Though the Oklahoma Pardon and Parole Board had recommended that Hancock -- who claimed he had acted in self-defense -- be granted clemency, it was denied by Governor Kevin Stitt.

Hancock claimed he shot Jett and Lynch during a struggle after they tried to force him into a cage at Jett's Oklahoma City residence.

Shawn Nolan, one of Hancock's attorneys, denounced the governor for ignoring the clemency recommendation from the parole board.

"We are profoundly sad that Oklahoma executed Phil for protecting himself from a violent attack," Nolan said in a statement.

"This was a clear case of self-defense and the governor and the state ignored a wealth of evidence showing that Phil was fighting for his life," he said. "He fought to stay out of a cage to defend his life only to be caged and tragically killed by the state."

Even members of the governor's own Republican party condemned the execution, including State Representative Kevin McDugle, who called it "simply not justice."

McDugle said in a statement that he had learned of "serious problems in Oklahoma's death penalty system" while following the case.

He called for a halt to any further executions in the state "until we can ensure that only people who truly deserve capital punishment are sentenced to death."

- US support for death penalty down -

No further executions are scheduled in the United States for the remainder of the year.

According to the Death Penalty Information Center, 2023 was the ninth consecutive year with fewer than 30 people executed in the United States.

The 24 people executed in 2023 -- 23 men and one woman -- were six more than the 18 executed in 2022, the DPIC said in its annual report.

"Most of the prisoners who were executed in 2023 would likely not have been sentenced to death if tried today due to significant changes in the law, prosecutorial decision-making, and public attitudes over the past few decades," the DPIC said.

"Today, they would have powerful arguments for life sentences and decisions from juries who better understand the effects of mental illness, developmental impairments, and severe trauma."

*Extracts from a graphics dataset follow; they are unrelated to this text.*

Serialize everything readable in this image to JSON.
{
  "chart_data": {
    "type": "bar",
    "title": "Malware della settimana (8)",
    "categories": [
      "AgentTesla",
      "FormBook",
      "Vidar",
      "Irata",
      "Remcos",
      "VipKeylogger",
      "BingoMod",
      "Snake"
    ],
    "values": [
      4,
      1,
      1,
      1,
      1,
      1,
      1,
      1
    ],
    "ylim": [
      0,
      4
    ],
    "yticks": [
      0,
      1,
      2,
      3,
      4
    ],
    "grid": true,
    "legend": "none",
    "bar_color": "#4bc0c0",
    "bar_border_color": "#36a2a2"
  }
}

According to a recent Gallup Poll, 53 percent of Americans support the death penalty for someone convicted of murder, the lowest level since 1972.

Capital punishment has been abolished in 23 US states, while the governors of six others -- Arizona, California, Ohio, Oregon, Pennsylvania and Tennessee -- have put a hold on its use.

Executions were carried out in five states this year: Alabama, Florida, Missouri, Oklahoma and Texas.

The death penalty has been primarily carried out by lethal injection in recent years, but Alabama intends to execute an inmate next year using nitrogen gas.

Alabama Governor Kay Ivey has set January 25 as the execution date for Kenneth Smith, 58, who was sentenced to death for a 1988 murder.